El cardenal supo que había perdido y que si en ese instante intentaba doblegar al hombre perdería al sacerdote para siempre.
—Bien, ¿quién podría encargarse de esto?
—Quizá Domenico. Además es un experto en el islam y, si todo esto tiene que ver con un grupo de islamistas, él es el más adecuado.
—Le diré al Santo Padre que se va; querrá verle, ya sabe cuánto le aprecia.
—Gracias.
—¿Gracias? No, no me dé las gracias, no me ha dejado otra opción.
—¿Por qué cree que el cura se mostraba tan renuente? Nos ha tratado como si fuéramos unos locos que nos hemos presentado en el Vaticano a contar una historia de ovnis.
—Sí, ha estado muy desagradable —respondió Lorenzo Panetta—, aunque supongo que tendrá que hacer lo que le manden.
—El Vaticano es impresionante —dijo Matthew Lucas—. Nunca imaginé que iba a poder verlo por dentro, me refiero a algo más que la basílica o los museos. El cardenal también me ha impresionado.
—Es un personaje importante en la nomenclatura de la Curia; aunque no se encarga directamente de la inteligencia vaticana, se puede decir que toda la información llega hasta su despacho.
—¿Inteligencia vaticana?
—Comandante, ¿en qué escuela se ha formado? ¿No sabe que el Vaticano cuenta con uno de los mejores servicios de información que hay en el mundo? Nada se escapa a sus oídos, pero son muy celosos de la información que obtienen.

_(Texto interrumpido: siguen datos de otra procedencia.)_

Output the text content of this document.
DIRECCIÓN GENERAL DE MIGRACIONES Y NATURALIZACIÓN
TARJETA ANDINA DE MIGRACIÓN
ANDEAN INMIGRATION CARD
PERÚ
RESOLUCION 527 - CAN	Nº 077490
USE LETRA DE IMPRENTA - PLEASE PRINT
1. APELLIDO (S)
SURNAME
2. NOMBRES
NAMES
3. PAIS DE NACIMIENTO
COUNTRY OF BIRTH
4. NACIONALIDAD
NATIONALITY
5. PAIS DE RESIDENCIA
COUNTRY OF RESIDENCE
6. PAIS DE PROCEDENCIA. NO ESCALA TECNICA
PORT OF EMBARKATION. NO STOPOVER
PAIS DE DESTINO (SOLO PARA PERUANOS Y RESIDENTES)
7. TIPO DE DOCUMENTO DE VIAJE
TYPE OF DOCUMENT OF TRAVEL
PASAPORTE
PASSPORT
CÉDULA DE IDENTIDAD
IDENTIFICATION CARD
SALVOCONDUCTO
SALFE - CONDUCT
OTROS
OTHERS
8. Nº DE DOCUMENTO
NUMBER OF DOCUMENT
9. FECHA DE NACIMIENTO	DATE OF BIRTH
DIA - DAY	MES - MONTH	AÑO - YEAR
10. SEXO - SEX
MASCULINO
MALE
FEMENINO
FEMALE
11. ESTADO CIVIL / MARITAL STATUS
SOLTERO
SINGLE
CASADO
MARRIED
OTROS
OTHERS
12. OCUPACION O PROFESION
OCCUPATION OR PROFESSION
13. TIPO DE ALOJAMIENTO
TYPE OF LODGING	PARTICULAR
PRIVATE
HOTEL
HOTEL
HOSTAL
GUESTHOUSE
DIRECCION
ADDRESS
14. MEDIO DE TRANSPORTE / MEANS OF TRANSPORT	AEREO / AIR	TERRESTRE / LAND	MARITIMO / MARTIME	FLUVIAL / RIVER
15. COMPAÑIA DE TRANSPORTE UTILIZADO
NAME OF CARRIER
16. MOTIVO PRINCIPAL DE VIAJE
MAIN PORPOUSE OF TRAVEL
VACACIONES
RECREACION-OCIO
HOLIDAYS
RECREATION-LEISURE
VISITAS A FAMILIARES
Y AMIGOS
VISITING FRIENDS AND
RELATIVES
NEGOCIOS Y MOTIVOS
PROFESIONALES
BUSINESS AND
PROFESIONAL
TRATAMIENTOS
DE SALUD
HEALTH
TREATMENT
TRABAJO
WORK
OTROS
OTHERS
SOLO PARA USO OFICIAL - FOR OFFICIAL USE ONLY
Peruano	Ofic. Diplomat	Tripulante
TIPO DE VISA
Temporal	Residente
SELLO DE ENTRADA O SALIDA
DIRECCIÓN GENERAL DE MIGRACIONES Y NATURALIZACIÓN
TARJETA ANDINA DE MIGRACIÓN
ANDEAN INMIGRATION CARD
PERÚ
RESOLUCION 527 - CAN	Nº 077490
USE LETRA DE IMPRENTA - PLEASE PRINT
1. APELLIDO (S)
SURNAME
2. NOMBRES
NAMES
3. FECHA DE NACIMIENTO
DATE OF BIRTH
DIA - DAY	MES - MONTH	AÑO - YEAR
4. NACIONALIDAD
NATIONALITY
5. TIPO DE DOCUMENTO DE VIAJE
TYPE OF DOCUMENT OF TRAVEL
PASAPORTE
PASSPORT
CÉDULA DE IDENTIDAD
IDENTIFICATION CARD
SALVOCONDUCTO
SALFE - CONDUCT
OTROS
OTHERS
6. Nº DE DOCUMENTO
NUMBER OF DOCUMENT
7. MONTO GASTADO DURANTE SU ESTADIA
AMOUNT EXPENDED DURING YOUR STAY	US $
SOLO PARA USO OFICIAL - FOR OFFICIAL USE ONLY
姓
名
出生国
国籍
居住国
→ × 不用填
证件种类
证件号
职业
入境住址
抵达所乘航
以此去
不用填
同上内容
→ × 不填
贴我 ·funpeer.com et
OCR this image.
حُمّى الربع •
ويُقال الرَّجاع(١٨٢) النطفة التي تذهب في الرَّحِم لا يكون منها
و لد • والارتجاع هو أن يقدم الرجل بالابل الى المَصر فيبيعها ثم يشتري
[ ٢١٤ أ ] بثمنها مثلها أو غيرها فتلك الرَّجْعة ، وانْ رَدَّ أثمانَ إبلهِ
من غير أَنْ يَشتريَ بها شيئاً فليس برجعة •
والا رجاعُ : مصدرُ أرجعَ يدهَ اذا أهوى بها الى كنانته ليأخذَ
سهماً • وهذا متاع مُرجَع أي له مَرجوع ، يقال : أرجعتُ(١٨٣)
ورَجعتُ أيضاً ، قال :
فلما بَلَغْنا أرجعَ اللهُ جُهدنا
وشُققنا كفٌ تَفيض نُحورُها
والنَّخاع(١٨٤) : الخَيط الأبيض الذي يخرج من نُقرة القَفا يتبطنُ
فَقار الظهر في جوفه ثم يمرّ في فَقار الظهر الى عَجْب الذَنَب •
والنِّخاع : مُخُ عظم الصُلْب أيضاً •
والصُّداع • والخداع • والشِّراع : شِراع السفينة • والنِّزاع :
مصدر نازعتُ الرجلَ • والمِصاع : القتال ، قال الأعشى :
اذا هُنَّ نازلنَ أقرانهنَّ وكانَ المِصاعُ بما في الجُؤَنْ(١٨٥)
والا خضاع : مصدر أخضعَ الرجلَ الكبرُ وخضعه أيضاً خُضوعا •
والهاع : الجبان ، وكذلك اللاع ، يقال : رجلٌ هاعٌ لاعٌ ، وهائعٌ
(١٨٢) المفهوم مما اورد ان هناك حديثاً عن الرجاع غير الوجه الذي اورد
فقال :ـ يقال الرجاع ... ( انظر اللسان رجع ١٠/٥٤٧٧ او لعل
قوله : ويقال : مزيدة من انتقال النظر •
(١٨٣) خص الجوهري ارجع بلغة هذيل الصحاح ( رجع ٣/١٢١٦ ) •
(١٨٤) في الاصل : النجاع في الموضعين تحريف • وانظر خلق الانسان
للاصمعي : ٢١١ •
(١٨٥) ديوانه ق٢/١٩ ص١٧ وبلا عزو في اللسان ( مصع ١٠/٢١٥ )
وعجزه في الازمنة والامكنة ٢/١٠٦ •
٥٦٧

Si nos ayudan, nos resultará más fácil.
—Usted se ha empeñado en que nos pueden ayudar, ¿por qué? ¿Sólo porque en un trozo de papel pone «Santo» y en otro «Dios de Roma»?
—Ése sería un motivo suficiente, pero además… verá, tengo la impresión de que hay mucho más de lo que somos capaces de imaginar y de ver, y que necesitamos a esos curas para que nos ayuden.
—Pues usted es el único que lo cree. En Bruselas no todos están de acuerdo en que había que meter en esto al Vaticano.
—¿Sabe? Hay una enorme diferencia entre los políticos y los analistas que nunca han salido de un despacho, y quienes como yo han estudiado en la calle.
—¿Estudiado?
—Me he hecho en la calle, persiguiendo delincuentes. Le aseguro que sé cuándo en un caso hay algo más de lo que se ve.
—Pero usted lleva muchos años siendo… bueno, un alto cargo.
—Sí, pero mire mis manos y mire las suyas.
—¿Para qué?
—Las suyas son de oficinista, las mías… bueno, qué más da. Tengo una corazonada, pero en todo caso no perderemos nada si los cerebros del Vaticano nos ayudan.
—Confío más en la ayuda que nos puedan prestar expertos de verdad. ¿Llegará a tiempo para la reunión?
—Mañana por la tarde estaré en Bruselas para participar en la maldita reunión. Espero que la policía alemana nos mande alguna información más y que sus amigos de la CIA no se lo monten de estrechos y nos informen si tienen algo de esos estúpidos en sus archivos.
—¿De quiénes?
—De los suicidas, Matthew, de los suicidas.
—Yo no diría que eran unos estúpidos, la prueba está en que lograron volar un cine en el centro de Frankfurt, con bombas suministradas por el inevitable Karakoz; últimamente aparece en todas las salsas.
—Los terroristas pagan bien y al contado, por eso venimos tropezando con Karakoz. A éste sólo le interesa el dinero. Es un ser repugnante.
Lorenzo Panetta aparcó el coche en la terminal A del aeropuerto de Fiumicino. Matthew Lucas bajó del coche llevando en la mano una pequeña bolsa. Los dos hombres se despidieron con un «hasta mañana».
Al día siguiente se verían en la «reunión de crisis» convocada por el director del Centro de Coordinación Antiterrorista de la Unión Europea. Lorenzo Panetta era el subdirector de dicho organismo y uno de sus más brillantes analistas.